Ideas of where I'm going wrong?
Rand
10-24-2012 12:55 PM
Using port.dst and port.src (or just port) will give you the pre-natted information. If you're looking for logs that match up with an entity on the public Internet, then you'll want to use queries like this:
(natsport eq 36028) and (natdport eq 36028)
Generally speaking, most outbound NAT implementations don't modify the destination port - so try it with (natsport eq 36028) and see if that works.
10-24-2012 12:41 PM
Hi...Maybe you can change the query to match on src or dst port ( port eq 36028 ).
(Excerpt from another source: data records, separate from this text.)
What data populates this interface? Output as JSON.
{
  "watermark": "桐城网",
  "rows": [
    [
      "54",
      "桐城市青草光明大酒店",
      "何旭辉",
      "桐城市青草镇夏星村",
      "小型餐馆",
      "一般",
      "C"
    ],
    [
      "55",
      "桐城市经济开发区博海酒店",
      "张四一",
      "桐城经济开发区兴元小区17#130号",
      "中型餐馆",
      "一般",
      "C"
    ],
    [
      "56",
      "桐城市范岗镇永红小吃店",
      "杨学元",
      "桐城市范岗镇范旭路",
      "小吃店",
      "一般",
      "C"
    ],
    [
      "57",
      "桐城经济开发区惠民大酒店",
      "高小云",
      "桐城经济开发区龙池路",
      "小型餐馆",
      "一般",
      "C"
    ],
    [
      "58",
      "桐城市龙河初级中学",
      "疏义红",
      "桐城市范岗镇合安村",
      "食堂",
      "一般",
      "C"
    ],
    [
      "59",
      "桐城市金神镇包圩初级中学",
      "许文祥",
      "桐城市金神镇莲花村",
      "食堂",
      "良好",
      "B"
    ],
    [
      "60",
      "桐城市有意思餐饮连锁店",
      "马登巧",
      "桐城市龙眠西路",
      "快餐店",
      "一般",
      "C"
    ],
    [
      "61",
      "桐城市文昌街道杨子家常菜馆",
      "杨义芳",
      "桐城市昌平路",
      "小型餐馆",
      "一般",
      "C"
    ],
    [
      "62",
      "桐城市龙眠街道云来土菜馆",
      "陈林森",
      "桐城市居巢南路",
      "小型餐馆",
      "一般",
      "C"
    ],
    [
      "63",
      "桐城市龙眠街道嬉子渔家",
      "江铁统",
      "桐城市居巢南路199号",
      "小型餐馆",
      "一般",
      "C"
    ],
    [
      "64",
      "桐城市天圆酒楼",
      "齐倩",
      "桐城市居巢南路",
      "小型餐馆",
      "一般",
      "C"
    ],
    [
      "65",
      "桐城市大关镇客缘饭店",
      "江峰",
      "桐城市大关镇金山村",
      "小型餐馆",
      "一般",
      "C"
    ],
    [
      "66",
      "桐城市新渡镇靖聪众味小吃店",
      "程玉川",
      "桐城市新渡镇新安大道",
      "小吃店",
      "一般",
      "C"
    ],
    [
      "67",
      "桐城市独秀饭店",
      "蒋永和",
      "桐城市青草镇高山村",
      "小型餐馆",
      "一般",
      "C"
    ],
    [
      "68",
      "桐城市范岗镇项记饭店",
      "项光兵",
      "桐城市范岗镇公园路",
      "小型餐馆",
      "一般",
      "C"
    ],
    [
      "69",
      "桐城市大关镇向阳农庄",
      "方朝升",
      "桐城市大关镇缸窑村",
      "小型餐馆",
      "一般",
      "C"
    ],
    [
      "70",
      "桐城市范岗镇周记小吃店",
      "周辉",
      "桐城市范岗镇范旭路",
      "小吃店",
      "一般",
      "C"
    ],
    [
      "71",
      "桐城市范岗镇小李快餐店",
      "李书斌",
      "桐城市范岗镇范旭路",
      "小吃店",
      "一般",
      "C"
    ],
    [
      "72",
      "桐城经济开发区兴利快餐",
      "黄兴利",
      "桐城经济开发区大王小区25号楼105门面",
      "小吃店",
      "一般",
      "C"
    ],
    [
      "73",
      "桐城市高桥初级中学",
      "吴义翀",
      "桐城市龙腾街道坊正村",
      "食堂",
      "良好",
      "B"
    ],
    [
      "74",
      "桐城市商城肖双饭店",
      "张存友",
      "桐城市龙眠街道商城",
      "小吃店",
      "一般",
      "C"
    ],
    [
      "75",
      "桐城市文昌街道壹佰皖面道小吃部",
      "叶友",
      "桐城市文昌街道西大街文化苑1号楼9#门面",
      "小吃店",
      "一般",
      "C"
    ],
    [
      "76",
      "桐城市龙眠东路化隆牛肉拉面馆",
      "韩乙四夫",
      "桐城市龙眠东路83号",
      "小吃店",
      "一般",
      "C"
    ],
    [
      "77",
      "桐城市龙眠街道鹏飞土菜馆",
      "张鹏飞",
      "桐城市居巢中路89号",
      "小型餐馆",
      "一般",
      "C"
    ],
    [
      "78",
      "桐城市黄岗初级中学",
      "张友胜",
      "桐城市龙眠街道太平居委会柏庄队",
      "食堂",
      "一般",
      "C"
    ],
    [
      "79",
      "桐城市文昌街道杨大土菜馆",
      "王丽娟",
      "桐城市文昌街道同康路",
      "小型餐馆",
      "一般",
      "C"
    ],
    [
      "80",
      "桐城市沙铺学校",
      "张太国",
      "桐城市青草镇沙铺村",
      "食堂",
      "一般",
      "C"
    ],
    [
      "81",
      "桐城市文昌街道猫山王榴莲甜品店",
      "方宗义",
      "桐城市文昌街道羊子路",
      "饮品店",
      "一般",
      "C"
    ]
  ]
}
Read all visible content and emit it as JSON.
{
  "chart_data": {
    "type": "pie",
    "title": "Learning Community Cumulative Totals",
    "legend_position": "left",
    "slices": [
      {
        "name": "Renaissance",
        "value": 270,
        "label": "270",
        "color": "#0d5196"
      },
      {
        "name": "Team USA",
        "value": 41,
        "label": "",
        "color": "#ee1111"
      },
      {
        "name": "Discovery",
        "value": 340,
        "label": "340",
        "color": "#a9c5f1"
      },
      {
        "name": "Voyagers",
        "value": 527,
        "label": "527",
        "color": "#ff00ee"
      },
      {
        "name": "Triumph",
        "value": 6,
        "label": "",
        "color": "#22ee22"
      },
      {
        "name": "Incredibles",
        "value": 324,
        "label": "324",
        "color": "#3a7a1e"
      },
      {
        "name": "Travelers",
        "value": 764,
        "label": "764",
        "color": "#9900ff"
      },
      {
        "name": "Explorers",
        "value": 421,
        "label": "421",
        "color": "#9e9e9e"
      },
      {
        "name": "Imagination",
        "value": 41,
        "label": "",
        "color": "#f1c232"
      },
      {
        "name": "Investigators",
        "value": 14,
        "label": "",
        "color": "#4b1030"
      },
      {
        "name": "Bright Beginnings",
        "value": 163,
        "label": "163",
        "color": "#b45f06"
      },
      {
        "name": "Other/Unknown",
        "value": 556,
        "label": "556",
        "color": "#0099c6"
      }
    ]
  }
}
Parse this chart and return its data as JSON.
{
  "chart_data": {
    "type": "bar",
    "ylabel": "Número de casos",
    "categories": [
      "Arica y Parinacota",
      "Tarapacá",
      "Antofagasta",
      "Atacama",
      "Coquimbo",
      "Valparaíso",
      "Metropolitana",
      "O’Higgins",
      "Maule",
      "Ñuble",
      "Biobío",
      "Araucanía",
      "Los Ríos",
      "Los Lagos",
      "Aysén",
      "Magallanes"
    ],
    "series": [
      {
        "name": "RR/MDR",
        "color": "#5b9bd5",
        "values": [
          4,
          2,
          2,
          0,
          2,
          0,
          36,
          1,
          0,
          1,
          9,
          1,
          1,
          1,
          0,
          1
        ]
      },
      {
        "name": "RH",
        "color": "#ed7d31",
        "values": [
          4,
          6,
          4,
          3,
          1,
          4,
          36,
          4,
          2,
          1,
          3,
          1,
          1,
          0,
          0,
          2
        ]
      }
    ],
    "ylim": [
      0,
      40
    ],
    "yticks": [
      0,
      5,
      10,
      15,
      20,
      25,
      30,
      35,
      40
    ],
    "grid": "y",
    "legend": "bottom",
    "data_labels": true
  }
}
Thanks.
10-24-2012 12:55 PM
Using port.dst and port.src (or just port) will give you the pre-natted information. If you're looking for logs that match up with an entity on the public Internet, then you'll want to use queries like this:
(natsport eq 36028) and (natdport eq 36028)
Generally speaking, most outbound NAT implementations don't modify the destination port - so try it with (natsport eq 36028) and see if that works.
10-24-2012 01:38 PM
Respond to that threat by asking for srcip and srcport used on their side (and when they replies with this information you can search for it as dstip and dstport in PA logs).
If they refuse to answer then throw this threat to /dev/null.
10-25-2012 05:16 AM
(natsport eq 36028) worked great. Thanks!